Кто-то позвонил моему отцу, и тот отвез меня домой. Проспал я после этих событий долго, чуть ли не двенадцать часов. Теперь я, значит, лежу в своей постели практически голый, а со мной рядом сидит замечательная девушка, которая к тому же уже успела открыть шампанское и теперь разливает его по бокалам.
— А тебе от шампанского хуже не будет? — спросила Альба, когда мы чокнулись с нею первый раз за мое здоровье.
Я сделал хороший глоток, чтобы ощутить приятный сладковатый вкус холодного шампанского, и лишь затем ответил:
— Скорее наоборот, несколько пузырьков не помешают. Может быть, именно благодаря им у меня на душе не будет так тяжело.
— Смотри, напьешься — хулиганить начнешь.
— Ну и что? В конце концов, сегодня у меня день рождения. Если уж даже мой отец уехал куда-то, оставив нас одних, то, судя по всему, он считает, что это должно случиться.
— Что ты хочешь сказать? Какое событие должно случиться? — спросила Альба, просто впившись в меня взглядом.

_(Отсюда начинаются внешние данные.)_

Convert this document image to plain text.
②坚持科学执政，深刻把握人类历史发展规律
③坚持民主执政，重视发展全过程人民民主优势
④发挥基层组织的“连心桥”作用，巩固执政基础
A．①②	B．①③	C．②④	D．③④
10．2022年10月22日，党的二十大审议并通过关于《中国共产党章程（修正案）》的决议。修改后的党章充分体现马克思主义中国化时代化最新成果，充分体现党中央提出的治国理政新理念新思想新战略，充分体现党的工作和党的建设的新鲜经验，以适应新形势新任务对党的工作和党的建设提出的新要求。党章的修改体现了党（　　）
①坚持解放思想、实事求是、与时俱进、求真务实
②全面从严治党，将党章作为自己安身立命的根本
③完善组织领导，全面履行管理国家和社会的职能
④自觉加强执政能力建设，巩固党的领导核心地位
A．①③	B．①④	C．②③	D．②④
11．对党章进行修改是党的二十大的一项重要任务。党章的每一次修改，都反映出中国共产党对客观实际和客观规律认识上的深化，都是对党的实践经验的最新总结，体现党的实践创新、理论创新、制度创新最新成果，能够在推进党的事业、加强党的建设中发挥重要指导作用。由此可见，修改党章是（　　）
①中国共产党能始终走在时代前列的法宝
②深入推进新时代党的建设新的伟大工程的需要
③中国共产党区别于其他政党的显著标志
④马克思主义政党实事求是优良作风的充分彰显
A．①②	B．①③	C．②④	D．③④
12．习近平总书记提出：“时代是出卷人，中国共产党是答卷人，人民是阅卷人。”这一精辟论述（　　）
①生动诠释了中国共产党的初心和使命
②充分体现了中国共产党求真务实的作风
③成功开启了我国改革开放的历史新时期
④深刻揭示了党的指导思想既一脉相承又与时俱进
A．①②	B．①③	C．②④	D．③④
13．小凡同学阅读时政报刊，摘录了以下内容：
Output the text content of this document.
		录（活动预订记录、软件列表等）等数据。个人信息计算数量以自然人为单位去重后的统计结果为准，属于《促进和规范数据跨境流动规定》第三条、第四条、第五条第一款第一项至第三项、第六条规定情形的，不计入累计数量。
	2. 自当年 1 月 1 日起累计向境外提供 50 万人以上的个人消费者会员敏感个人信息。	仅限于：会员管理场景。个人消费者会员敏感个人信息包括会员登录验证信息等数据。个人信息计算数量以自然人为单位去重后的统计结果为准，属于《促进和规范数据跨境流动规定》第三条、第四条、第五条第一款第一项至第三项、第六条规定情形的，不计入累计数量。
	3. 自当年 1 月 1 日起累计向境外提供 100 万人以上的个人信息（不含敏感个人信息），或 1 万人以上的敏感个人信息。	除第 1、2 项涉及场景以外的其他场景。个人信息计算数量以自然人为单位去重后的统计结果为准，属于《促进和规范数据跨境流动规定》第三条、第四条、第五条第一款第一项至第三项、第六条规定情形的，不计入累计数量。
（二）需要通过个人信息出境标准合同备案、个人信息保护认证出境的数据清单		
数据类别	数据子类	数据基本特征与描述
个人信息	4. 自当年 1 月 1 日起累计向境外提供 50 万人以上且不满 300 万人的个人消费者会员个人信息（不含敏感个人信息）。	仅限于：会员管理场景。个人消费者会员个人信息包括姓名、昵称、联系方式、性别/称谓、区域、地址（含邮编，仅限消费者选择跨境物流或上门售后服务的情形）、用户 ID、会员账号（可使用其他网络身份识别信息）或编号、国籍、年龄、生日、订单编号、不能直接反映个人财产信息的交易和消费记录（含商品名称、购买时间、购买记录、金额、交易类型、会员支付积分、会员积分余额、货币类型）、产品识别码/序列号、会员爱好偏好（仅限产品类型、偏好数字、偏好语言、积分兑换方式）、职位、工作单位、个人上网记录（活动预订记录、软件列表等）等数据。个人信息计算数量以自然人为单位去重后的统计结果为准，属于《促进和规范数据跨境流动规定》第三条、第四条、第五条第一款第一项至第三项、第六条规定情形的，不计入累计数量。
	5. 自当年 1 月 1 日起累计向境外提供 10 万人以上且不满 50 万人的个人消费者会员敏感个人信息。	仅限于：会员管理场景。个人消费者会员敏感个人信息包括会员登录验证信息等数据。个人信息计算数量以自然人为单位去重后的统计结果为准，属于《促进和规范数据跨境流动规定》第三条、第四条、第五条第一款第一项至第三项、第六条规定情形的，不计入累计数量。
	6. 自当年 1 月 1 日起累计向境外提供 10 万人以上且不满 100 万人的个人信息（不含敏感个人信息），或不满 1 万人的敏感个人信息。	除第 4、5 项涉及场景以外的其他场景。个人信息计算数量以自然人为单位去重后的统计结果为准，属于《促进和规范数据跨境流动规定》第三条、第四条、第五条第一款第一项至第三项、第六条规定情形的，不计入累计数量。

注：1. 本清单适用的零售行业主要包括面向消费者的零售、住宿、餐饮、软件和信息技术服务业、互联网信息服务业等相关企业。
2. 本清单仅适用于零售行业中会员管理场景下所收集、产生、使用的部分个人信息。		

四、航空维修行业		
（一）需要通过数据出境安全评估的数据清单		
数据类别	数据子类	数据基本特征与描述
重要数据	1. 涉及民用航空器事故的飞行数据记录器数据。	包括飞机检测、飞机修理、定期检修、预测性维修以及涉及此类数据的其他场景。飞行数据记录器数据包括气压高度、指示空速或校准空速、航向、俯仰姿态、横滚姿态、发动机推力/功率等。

— А что тут непонятного? — переспросил я ее. — Мы одни в доме, у меня сегодня день рождения. Мы сидим на моей кровати и пьем шампанское. Отец, скорее всего, вернется далеко за полночь. Учитывая все вышеизложенное, я считаю, что сценарий сегодняшнего вечера написан абсолютно прозрачно и недвусмысленно.
Румянец, проступивший на щеках Альбы, мгновенно сорвал с нее маску роковой соблазнительницы. Она, по- моему, несколько торопливее, чем нужно, осушила свой бокал, подлила шампанского себе и мне.
Лишь затем, вновь напустив на себя беззаботный и даже несколько развязный вид, Альба поинтересовалась:
— Что же, по-твоему, должно произойти? Чего ты сам хочешь?